04:28 C'est juste que je pense qu'il faut faire quand même une balance entre les droits de
04:34 l'homme, les droits de l'homme qui doivent s'appliquer partout, et puis la sécurité
04:38 qui bien sûr est nécessaire aussi.
04:40 Mais cette balance, en fait, pour moi, elle n'est pas équilibrée.

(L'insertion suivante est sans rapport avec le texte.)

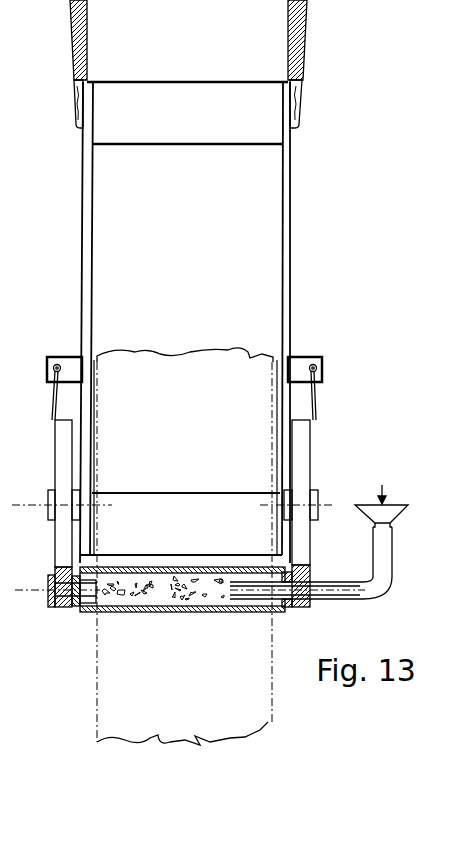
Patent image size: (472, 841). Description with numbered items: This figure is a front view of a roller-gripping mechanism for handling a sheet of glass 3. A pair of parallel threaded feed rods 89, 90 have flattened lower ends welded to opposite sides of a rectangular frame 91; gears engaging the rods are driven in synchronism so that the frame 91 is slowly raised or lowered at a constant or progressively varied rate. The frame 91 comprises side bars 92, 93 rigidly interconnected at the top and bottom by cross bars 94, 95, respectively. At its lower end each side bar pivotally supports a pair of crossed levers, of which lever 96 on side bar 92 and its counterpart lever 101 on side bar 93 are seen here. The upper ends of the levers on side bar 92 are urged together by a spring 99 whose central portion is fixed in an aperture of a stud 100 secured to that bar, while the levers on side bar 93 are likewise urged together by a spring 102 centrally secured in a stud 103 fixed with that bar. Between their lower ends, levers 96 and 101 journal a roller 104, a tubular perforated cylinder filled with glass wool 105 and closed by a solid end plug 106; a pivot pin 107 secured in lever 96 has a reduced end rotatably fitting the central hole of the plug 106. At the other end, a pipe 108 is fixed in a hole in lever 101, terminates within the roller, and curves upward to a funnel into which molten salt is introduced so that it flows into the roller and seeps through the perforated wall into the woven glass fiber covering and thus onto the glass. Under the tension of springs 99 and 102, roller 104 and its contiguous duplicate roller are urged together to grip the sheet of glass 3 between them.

The sheet of glass 3 is at (270, 723).
The threaded feed rod 89 is at (70, 18).
The threaded feed rod 90 is at (288, 25).
The rectangular frame 91 is at (218, 322).
The side bar 92 is at (92, 250).
The side bar 93 is at (290, 262).
The cross bar 94 is at (141, 135).
The cross bar 95 is at (163, 500).
The lever 96 is at (62, 538).
The spring 99 is at (50, 400).
The stud 100 is at (58, 356).
The lever 101 is at (303, 462).
The spring 102 is at (318, 398).
The stud 103 is at (300, 363).
The roller 104 is at (193, 612).
The glass wool 105 is at (145, 600).
The end plug 106 is at (78, 607).
The pivot pin 107 is at (45, 595).
The pipe 108 is at (373, 584).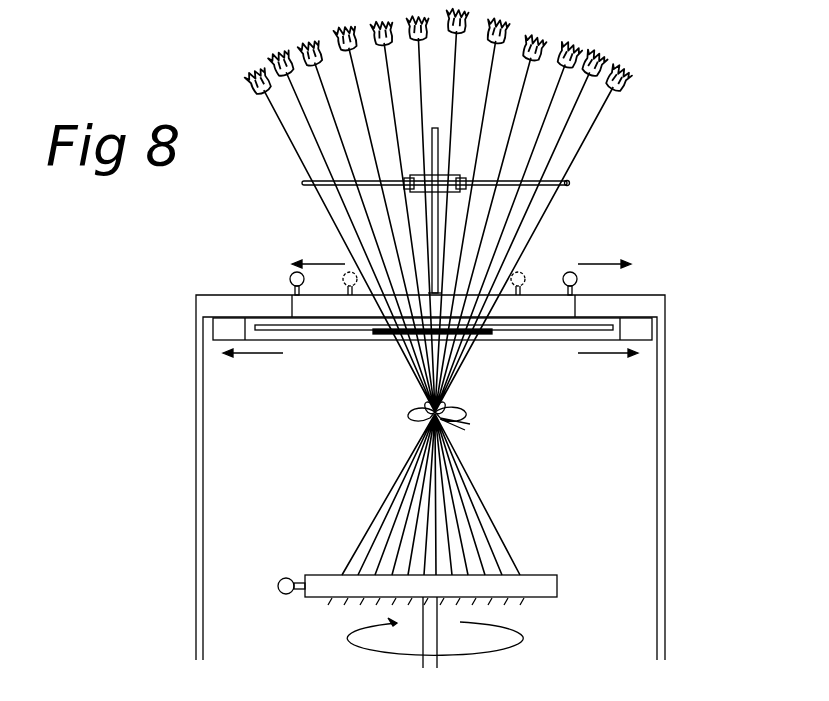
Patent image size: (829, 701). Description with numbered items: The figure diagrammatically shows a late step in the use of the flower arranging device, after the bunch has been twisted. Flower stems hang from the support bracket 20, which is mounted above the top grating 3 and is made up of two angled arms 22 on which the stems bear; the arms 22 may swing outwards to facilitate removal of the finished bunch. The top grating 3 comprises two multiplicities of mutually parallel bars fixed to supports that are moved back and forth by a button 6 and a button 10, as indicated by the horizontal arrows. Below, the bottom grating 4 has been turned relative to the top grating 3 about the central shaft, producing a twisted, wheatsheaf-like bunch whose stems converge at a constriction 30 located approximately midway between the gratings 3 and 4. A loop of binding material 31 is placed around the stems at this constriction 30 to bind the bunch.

The top grating 3 is at (343, 345).
The bottom grating 4 is at (557, 584).
The button 6 is at (577, 279).
The button 10 is at (290, 279).
The support bracket 20 is at (573, 182).
The angled arms 22 is at (569, 185).
The constriction 30 is at (430, 412).
The binding material 31 is at (450, 411).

04:42 J'ai à cœur d'envisager les gens d'abord comme des humains avant de les envisager
04:50 comme des criminels par exemple, ou des détenus, ou des policiers.
04:55 Toutes les qualifications, je vois d'abord l'humain.
04:58 Et en fait, ça fait que je ne juge pas les gens.
05:01 Je pense que ça se voit dans mon approche.
05:03 Et donc, je pense que lui, il s'est senti entre guillemets à l'aise.
05:07 Quand on est journaliste, police, justice, oui, on est pote avec des policiers, des
05:12 avocats, moi aussi avec des détenus.
05:15 Voilà, tout simplement.
05:16 Et il y a toute une galaxie de personnes que je fréquente, que je tutoie.
05:20 Quand on est journaliste politique, on fait des déjeuners avec des politiques et on se
05:24 tape dans le dos et on boit des coups ensemble.
05:26 En fait, ce qui compte, c'est ce qui paraît dans le journal.
05:30 Et moi, dans le journal, je fais que des papiers assez factuels, etc.
05:34 Là, on est dans un livre.
05:35 Donc, on n'est pas dans un livre que de journaliste.
05:39 C'est un échange épistolaire.
05:41 Forcément, il y a du personnel.
05:43 Et pour moi, oui, ça apporte une autre dimension à Redouane Fahy.